Slides for this session
Readings:
1. Patent protection versus public health. Lancet 358 (9293): 1563, November 10, 2001.
2. Harper DE. EU customs blockade of India's generic medicines: Claims of counterfeiting take advance of a loophole in TRIPS. The Student Appeal Journal. May 7, 2011.
3. Barton JH. TRIPS and the global pharmaceutical market. Health Affairs 23(3): 146-154, May 2004.
4. WTO Press Release. Intellectual Property: TRIPS and public health. Council approves LDC decision with additional waiver. June 28, 2002.
5. Morris J, Stevens P. Counterfeit medicines in less developed countries. International Policy Network, Campaign for Fighting Diseases
6. United Nations. Access to affordable essential medicines. Delivering on the Global Partnership for Achieving the Millennium Development Goals, MDG Gap Task Force Report, 2008.
7. Bate R. Local Pharmaceutical Production in Developing Countries. Campaign for Fighting Diseases discussion paper no. 1, 2008.
Session 5: Government Regulation/Medical Devices
Monday, March 4, 1:10-2:00pm in B503
The interaction of government with healthcare systems is a dominant force at the interface. This session will review how the US regulates drugs and devices and the price this has on medical innovation. The case of coronary stents highlights the UK approach which relies heavily on cost-effective measures for approval. We will explore the different paths of how drugs and devices arise from R&D to clinical use. Counterfeit medicines are a major issue in LDCs but read how devices are also a major concern without regulation in the Miller paper. Does it make sense to leave regulation to each country independent of its ability to carry it out?
Readings:
- Voelker R. FDA Ponders Regulation and Innovation. JAMA, 305(15):1523-1524, April 20, 2011.
- Firth BG et al., The Appropriate Role Of Cost-Effectiveness In Determining Device Coverage: A Case Study Of Drug-Eluting Stents. Health Affairs 27(6): 1577–1586, 2008.

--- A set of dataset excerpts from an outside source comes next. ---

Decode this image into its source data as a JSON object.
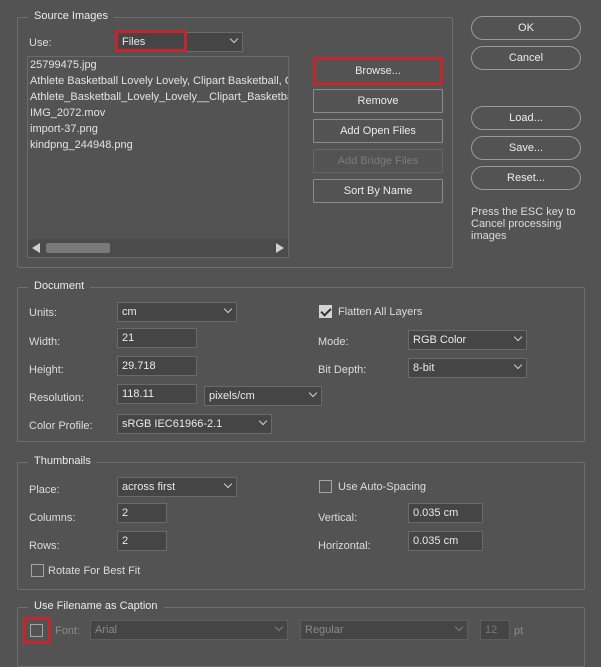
{
  "source": {
    "legend": "Source Images",
    "use_label": "Use:",
    "use_value": "Files",
    "files": [
      "25799475.jpg",
      "Athlete Basketball Lovely Lovely, Clipart Basketball, C",
      "Athlete_Basketball_Lovely_Lovely__Clipart_Basketbal",
      "IMG_2072.mov",
      "import-37.png",
      "kindpng_244948.png"
    ],
    "buttons": {
      "browse": "Browse...",
      "remove": "Remove",
      "add_open": "Add Open Files",
      "add_bridge": "Add Bridge Files",
      "sort": "Sort By Name"
    }
  },
  "side": {
    "ok": "OK",
    "cancel": "Cancel",
    "load": "Load...",
    "save": "Save...",
    "reset": "Reset...",
    "esc_note": "Press the ESC key to Cancel processing images"
  },
  "document": {
    "legend": "Document",
    "units_label": "Units:",
    "units_value": "cm",
    "width_label": "Width:",
    "width_value": "21",
    "height_label": "Height:",
    "height_value": "29.718",
    "resolution_label": "Resolution:",
    "resolution_value": "118.11",
    "resolution_unit": "pixels/cm",
    "profile_label": "Color Profile:",
    "profile_value": "sRGB IEC61966-2.1",
    "flatten_label": "Flatten All Layers",
    "flatten_checked": true,
    "mode_label": "Mode:",
    "mode_value": "RGB Color",
    "depth_label": "Bit Depth:",
    "depth_value": "8-bit"
  },
  "thumbnails": {
    "legend": "Thumbnails",
    "place_label": "Place:",
    "place_value": "across first",
    "columns_label": "Columns:",
    "columns_value": "2",
    "rows_label": "Rows:",
    "rows_value": "2",
    "rotate_label": "Rotate For Best Fit",
    "autospacing_label": "Use Auto-Spacing",
    "vertical_label": "Vertical:",
    "vertical_value": "0.035 cm",
    "horizontal_label": "Horizontal:",
    "horizontal_value": "0.035 cm"
  },
  "caption": {
    "legend": "Use Filename as Caption",
    "font_label": "Font:",
    "font_value": "Arial",
    "style_value": "Regular",
    "size_value": "12",
    "size_unit": "pt"
  },
  "colors": {
    "background": "#535353",
    "highlight": "#c1272d"
  }
}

- Timmerman L. Is the U.S. Losing its Medical Device Innovation Mojo? PwC Report Says Yes. X Economy, January 20, 2011.
- Miller JA. Money for mischief: USAID and Pathfinder tag-team women in the developing world. Population Research Institute 6(5), September-October 1996.

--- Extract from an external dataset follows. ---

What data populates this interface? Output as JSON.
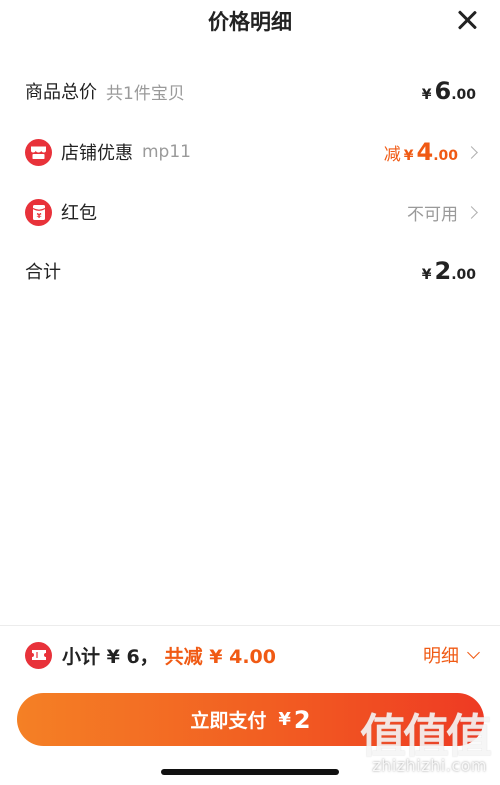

- Appleby J. The case of CT angiography: How Americans view and embrace new technology. Health Affairs 27(6): 151-1521, 2008.
- Rothenberg S, Levy M. What parallel review means for manufacturers. Biotech Now, March 12, 2012.
Session 6: Health-care Delivery Systems
Monday, March 11, 1:10-2:00pm in B503
We will tackle the Obama plan to start, so read the Kaiser summary and keep it as a reference. It is excellent. The US spending on healthcare is nearly 20% of the GDP. If you are in Harvard's Government School, you need to know the basics of this debate. We will also explore two other intriguing systems: The Israeli Healthcare plan and the State of Vermont Single payer initiative. Which of these 3 makes the most sense? If you were to devise a system de-novo, would you choose one of these, or something different? What about in LDCs?